A function f:X→Y between 2 metric spaces X,Y is called a *weakly contracting function* if ∀a,b∈X, d_{Y}(f(a),f(b))<d_{X}(a,b). That is, any 2 points are brought closer together by f. But unlike a contracting function (which see), there is no bound on the degree of contraction.

For example, the function sin:**R**→[-1,1] is weakly contracting (because |cos(x)|=|sin'(x)|≤1, so by the mean value theorem we have that for all a<b there exists a<c<b with |sin(a)-sin(b)|=|cos(c)||a-b|≤|a-b|; when |cos(c)|=1 we still don't get |sin(a)-sin(b)|=|a-b|, because sin is not a linear function on any interval), but not contracting (consider points a=0, b close to a; the proof that (sin(x)/x)→1 as x→0 shows sin is not contracting).

Unlike a contracting function, a weakly contracting function f:X→X on a complete metric space X might fail to have a fixed point.
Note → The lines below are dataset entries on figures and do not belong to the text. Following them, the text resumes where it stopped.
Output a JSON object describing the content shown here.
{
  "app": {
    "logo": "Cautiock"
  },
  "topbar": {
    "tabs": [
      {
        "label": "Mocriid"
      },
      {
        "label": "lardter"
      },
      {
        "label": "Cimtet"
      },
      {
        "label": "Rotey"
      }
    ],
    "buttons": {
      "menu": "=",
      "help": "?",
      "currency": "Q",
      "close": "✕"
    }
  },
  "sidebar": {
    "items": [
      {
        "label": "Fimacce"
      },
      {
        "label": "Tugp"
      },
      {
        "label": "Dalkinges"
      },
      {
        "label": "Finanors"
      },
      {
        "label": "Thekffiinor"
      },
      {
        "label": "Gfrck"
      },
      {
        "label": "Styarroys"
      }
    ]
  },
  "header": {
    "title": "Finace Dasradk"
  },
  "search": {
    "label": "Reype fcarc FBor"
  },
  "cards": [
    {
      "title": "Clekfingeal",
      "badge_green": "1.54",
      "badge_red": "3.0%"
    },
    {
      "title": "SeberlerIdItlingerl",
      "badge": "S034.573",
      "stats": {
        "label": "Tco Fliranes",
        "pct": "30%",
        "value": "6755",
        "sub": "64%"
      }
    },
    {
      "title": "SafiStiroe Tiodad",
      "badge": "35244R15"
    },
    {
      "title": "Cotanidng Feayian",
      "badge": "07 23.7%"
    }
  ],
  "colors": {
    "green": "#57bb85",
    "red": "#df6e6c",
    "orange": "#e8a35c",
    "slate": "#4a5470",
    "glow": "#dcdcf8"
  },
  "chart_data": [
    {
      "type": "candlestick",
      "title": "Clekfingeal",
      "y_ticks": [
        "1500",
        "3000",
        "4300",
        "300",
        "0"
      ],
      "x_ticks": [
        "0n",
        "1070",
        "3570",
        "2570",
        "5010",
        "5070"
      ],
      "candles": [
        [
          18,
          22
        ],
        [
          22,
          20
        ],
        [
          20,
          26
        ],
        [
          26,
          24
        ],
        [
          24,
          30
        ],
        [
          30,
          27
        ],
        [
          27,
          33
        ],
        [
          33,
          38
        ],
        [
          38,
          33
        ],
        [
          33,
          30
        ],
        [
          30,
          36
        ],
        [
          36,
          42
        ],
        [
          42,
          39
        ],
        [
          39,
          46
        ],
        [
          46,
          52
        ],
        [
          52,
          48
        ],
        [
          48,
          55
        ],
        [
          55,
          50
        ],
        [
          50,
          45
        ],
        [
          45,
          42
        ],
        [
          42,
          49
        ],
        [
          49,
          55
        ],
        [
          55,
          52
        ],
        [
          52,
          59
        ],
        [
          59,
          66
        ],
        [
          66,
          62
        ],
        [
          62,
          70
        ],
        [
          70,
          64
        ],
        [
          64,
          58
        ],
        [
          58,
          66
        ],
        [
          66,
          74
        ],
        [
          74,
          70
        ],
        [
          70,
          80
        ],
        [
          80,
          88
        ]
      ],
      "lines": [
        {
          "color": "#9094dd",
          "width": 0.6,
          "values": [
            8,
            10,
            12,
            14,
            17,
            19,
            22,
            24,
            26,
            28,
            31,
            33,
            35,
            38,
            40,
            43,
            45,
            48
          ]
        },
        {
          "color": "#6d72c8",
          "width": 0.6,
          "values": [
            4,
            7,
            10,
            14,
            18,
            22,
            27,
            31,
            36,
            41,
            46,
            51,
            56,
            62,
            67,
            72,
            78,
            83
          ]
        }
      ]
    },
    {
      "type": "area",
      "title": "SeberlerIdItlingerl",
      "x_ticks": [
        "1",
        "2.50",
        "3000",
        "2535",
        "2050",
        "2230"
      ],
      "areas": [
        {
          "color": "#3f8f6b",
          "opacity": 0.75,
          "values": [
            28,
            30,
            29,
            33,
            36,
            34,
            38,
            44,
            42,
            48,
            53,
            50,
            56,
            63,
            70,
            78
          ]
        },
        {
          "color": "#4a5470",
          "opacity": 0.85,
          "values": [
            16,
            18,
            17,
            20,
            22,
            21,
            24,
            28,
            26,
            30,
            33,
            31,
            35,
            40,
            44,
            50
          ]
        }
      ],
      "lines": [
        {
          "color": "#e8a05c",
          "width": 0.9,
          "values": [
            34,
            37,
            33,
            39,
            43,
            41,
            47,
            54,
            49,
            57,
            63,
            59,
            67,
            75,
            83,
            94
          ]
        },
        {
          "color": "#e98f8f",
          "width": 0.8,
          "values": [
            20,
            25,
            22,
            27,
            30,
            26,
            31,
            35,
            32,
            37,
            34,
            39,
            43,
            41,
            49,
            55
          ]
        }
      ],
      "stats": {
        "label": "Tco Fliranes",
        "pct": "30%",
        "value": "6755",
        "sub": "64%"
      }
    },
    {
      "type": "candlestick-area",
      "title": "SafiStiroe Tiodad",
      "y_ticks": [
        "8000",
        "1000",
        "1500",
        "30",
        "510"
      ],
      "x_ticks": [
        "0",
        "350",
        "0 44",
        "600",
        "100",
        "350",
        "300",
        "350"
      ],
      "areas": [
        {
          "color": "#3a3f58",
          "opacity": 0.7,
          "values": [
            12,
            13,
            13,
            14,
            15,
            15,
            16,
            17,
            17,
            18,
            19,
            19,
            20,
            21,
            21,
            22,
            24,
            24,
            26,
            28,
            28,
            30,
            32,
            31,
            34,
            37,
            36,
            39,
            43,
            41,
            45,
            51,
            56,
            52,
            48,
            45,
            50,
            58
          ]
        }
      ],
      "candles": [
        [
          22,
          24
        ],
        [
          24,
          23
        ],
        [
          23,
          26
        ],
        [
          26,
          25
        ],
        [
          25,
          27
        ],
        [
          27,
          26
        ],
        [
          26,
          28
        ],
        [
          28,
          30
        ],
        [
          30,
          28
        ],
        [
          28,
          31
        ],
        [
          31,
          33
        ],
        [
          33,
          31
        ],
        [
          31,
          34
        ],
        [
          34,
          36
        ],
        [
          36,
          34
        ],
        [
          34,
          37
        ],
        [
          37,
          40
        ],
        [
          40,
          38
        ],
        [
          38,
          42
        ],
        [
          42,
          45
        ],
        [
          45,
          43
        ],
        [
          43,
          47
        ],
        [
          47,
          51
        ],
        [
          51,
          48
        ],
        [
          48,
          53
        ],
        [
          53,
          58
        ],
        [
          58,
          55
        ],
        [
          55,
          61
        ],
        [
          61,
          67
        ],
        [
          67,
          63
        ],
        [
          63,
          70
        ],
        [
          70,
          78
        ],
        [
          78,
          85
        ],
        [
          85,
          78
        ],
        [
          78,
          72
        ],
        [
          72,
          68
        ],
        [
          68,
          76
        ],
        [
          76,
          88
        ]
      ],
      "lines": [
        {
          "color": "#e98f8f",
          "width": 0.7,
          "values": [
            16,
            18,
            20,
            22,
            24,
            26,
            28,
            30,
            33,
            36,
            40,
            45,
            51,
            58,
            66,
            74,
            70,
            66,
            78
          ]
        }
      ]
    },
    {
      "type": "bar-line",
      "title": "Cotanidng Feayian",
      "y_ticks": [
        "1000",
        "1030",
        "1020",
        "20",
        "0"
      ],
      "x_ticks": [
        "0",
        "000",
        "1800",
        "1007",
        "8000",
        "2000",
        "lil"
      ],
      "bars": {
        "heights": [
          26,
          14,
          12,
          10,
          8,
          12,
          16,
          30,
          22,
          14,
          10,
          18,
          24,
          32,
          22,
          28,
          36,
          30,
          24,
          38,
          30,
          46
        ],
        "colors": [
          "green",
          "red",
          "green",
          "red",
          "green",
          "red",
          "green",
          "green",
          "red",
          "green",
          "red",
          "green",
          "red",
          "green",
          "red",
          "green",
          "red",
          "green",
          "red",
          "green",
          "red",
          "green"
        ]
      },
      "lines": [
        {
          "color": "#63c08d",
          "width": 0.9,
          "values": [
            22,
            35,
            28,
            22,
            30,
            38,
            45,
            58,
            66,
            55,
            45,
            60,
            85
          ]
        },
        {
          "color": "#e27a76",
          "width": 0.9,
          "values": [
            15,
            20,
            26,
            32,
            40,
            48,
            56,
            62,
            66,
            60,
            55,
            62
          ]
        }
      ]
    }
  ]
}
It's very easy to draw such a function on **R**: draw the line y=x, then another increasing curve above it. The curve should approach y=x asymptotically as x→∞, keeping its slope below 1. Then it is not a contracting function (because its slope approaches 1 as x→∞), but it is weakly contracting. It does not have a fixed point, though, as it steadfastly remains above the line y=x.

Nonetheless, we have this:

**Theorem.** A weakly contracting function f:X→X on a compact metric space X has a unique fixed point.